The Peruvian government today recognizes the territorial rights of uncontacted tribes, but recognition and action are quite different things. Lured by the immense wealth to be extracted from the Amazon’s natural resources, the government has opened up the jungle to the most brutal forms of exploitation. Where once colonizers and entrepreneurs came for rubber, they come today for oil, gas, gold, coca, and mahogany.

Survival International reports that the government has leased out more than 70 percent of the Peruvian Amazon to oil companies, many of which are headquartered in developed nations such as the United States, Spain, France and the United Kingdom. The consequences for the region have been devastating, with repeated oil spills and gas leaks contaminating the land and waterways, along with less direct damage as well.

In order to accommodate extraction, energy companies must install infrastructure like roads into the jungle, which can then be used by other nefarious actors, such as illegal loggers, miners and farmers. The landscape bears the scars. Huge swathes of forest have been illegally felled to satisfy the world’s demand for quality wood. Illegal gold mines can literally be seen from space. The land has been slashed and burned to create new farms for raising cattle and growing soy, oil palm, and coca, which is used to produce cocaine. Peru is one of the world’s biggest producers of the drug, second only to neighboring Colombia.

As the Peruvian Amazon is destroyed, the lives of the aislados become ever more precarious.
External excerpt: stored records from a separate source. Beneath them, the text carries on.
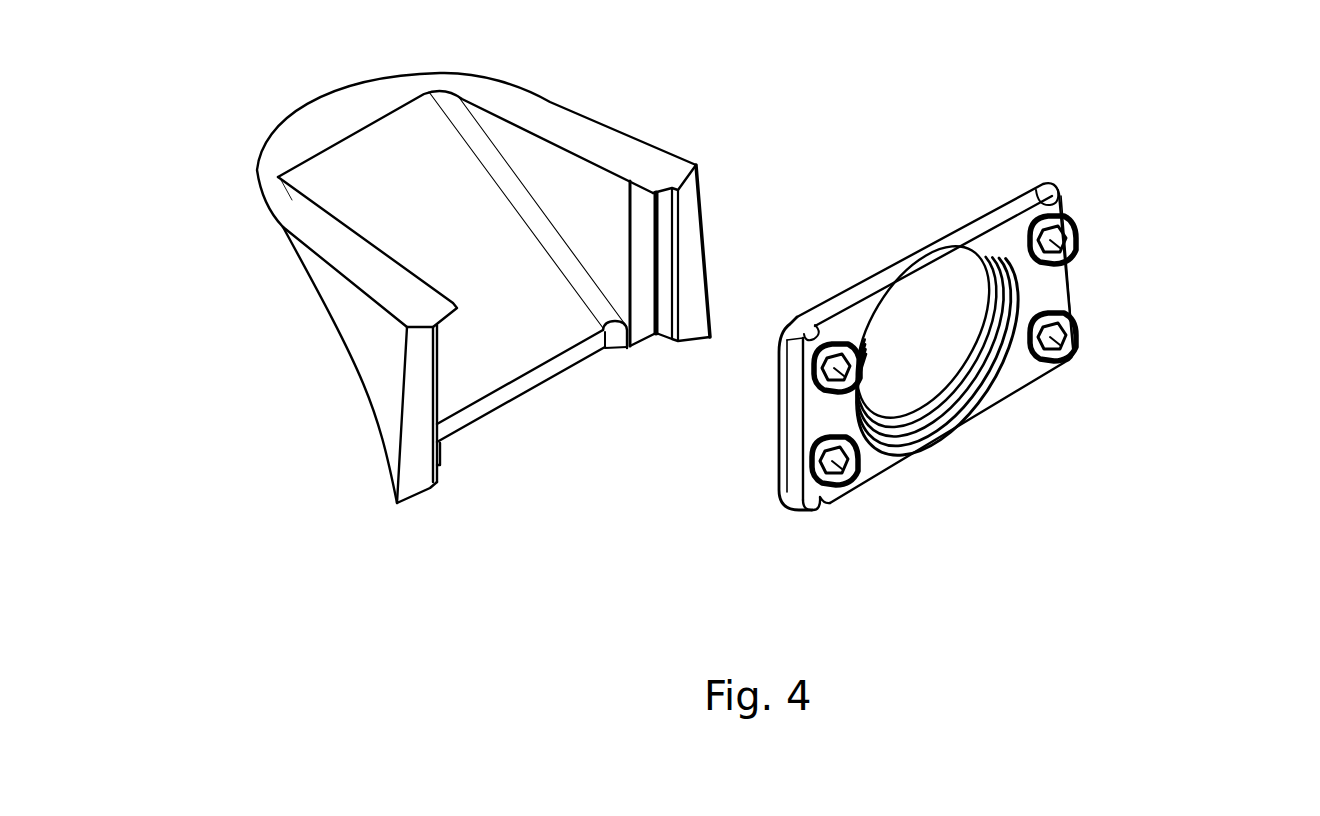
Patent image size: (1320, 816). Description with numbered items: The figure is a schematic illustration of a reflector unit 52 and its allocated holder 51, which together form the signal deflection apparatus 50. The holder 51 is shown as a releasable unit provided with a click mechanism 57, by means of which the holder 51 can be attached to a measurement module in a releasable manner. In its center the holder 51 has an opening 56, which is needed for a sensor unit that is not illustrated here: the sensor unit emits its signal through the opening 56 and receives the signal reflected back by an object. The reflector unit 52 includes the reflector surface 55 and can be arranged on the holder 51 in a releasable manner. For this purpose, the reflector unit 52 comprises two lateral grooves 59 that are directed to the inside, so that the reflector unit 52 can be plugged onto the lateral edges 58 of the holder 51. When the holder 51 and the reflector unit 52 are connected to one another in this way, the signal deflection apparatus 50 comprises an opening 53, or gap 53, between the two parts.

The signal deflection apparatus 50 is at (1243, 135).
The holder 51 is at (1003, 227).
The reflector unit 52 is at (291, 148).
The opening or gap 53 is at (547, 397).
The reflector surface 55 is at (472, 263).
The opening 56 is at (929, 363).
The click mechanism 57 is at (1077, 228).
The lateral edges 58 is at (1070, 293).
The lateral grooves 59 is at (665, 278).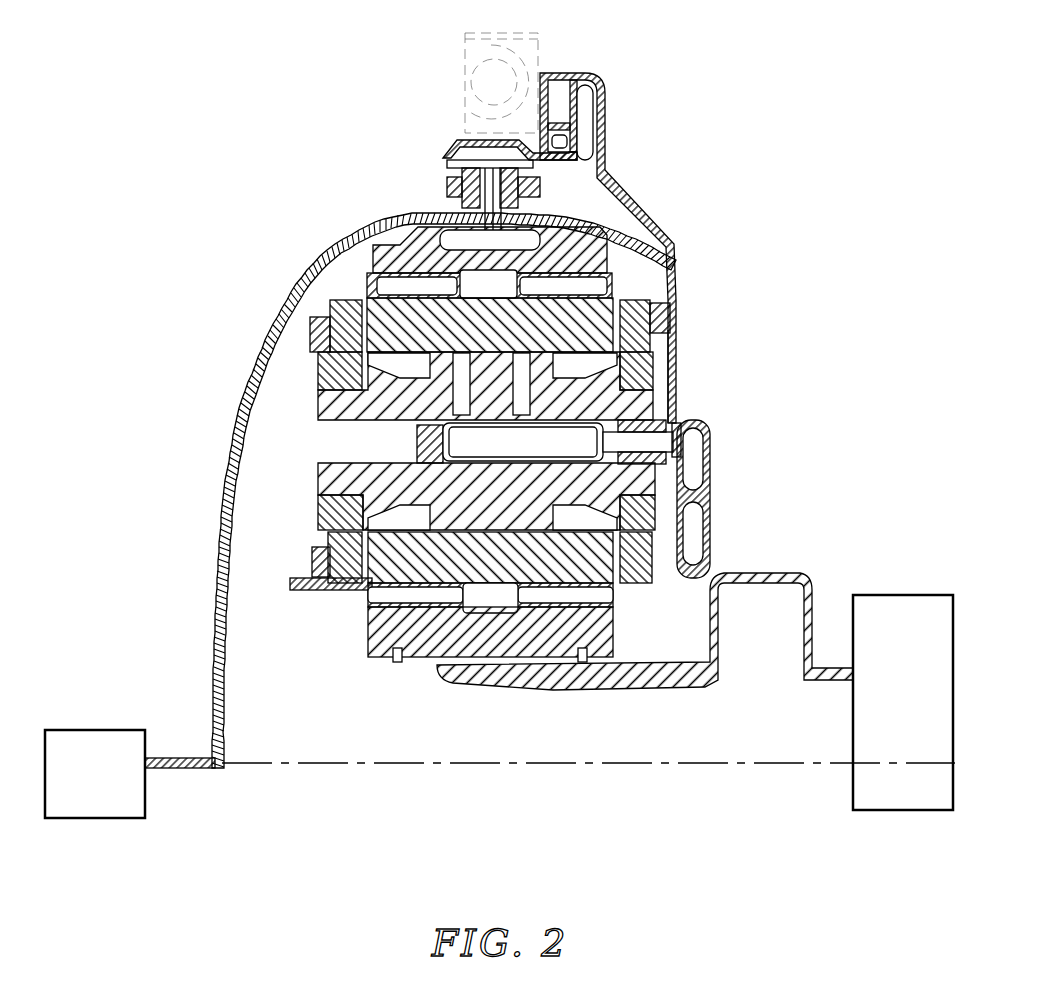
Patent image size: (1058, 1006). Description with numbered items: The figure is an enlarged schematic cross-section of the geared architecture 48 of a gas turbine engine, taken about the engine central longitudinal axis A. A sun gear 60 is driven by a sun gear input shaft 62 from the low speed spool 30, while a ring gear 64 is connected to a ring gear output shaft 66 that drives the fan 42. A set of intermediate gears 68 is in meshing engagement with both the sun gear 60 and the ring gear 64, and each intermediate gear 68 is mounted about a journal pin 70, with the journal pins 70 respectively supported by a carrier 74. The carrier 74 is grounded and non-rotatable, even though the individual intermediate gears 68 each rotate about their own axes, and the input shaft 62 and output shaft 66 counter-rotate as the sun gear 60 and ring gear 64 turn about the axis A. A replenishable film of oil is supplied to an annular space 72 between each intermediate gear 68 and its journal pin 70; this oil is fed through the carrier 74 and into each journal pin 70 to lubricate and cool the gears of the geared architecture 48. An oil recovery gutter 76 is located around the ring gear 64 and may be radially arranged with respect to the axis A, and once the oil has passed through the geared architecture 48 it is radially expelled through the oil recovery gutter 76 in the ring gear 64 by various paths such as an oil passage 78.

The low speed spool 30 is at (888, 663).
The fan 42 is at (80, 791).
The geared architecture 48 is at (750, 214).
The sun gear 60 is at (370, 640).
The sun gear input shaft 62 is at (667, 678).
The ring gear 64 is at (660, 278).
The ring gear output shaft 66 is at (328, 252).
The intermediate gears 68 is at (397, 582).
The journal pin 70 is at (323, 467).
The annular space 72 is at (318, 528).
The carrier 74 is at (664, 335).
The oil recovery gutter 76 is at (463, 138).
The oil passage 78 is at (518, 222).
The engine central longitudinal axis A is at (256, 770).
With their resources diminished and their territory ravaged, they are forced to move closer to settled communities, where they have been known to conduct raids in search of food and tools. The potential for violence when contact is made is high, with individuals from both the aislados and settled communities having been killed in recent years.
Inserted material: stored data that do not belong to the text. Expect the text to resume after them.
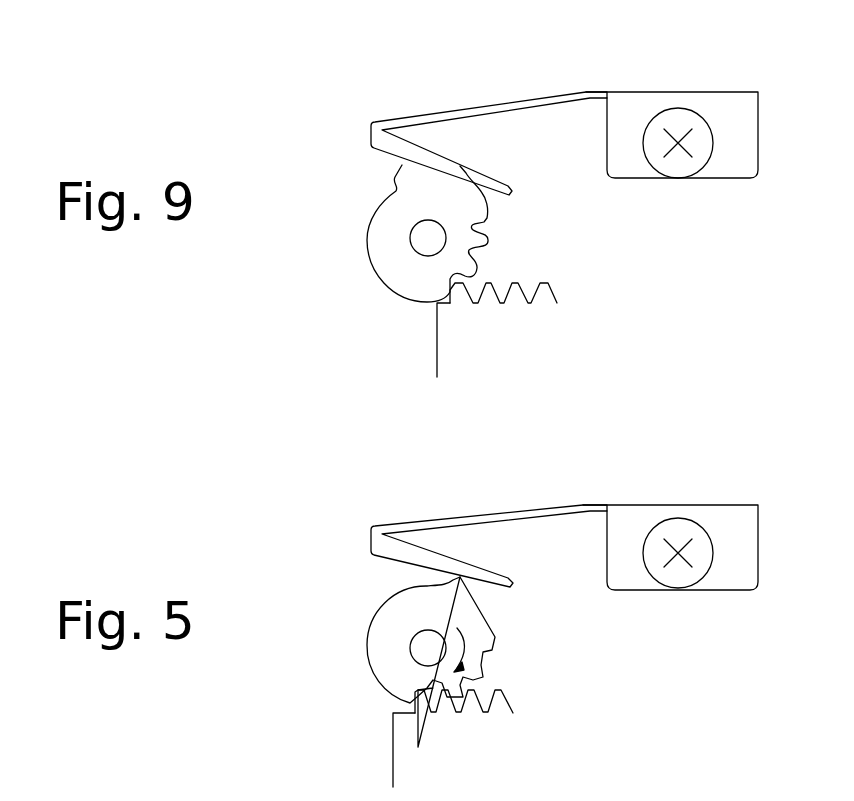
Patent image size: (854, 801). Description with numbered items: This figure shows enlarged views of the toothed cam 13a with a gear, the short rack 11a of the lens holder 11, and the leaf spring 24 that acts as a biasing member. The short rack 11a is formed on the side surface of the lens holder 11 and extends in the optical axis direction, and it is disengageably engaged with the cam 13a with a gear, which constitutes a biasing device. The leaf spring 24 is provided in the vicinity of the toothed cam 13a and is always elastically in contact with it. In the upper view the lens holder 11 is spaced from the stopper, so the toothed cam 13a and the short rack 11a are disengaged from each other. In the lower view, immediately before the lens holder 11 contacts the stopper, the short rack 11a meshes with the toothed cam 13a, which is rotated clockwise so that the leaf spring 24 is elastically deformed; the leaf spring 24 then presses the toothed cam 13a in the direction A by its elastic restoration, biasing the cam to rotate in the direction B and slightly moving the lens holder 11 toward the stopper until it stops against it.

In FIG. 9, the leaf spring 24 is at (478, 110).
In FIG. 5, the leaf spring 24 is at (497, 517).
In FIG. 9, the cam with a gear 13a is at (457, 213).
In FIG. 5, the cam with a gear 13a is at (497, 632).
In FIG. 9, the short rack 11a is at (530, 303).
In FIG. 5, the short rack 11a is at (483, 710).
In FIG. 9, the lens holder 11 is at (480, 342).
In FIG. 5, the lens holder 11 is at (423, 760).
In FIG. 5, the direction A is at (460, 613).
In FIG. 5, the direction B is at (490, 660).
While the possibility of direct violence is a concern, the real issue for the aislados is sickness. Having never developed immunity to infections such as colds, influenza, and whooping cough, the tribes are highly vulnerable to severe illness after contact, as happened during the 1980s, when Shell was in the region searching for oil. Workers for the company ended up encountering the Nahua tribe, which, within a matter of years, lost half its people to illness. The echoes of the past, when up to 95% of the Indigenous population of the Americas was wiped out by infections carried by Europeans, are stark.

Weeks after my trip to Manú, images of the uncontacted Nomole or Cujareño people — the term by which they’re more commonly known, “Mashco Piro,” is actually considered derogatory in their own language — began to appear in global media outlets. The photos, taken at the end of June, showed dozens of tribe members standing at a riverside in the Madre de Dios region, where my tour group had passed through only days earlier. My unease at the idea of contact had not been for nothing.

The tribes are running out of space.

In the name of feeding the developed world’s lust for wealth, the Amazon rainforest will continue to be exploited and the people who live there will pay the price. As was the case more than a century ago, the horrors of civilization continue to come for the aislados.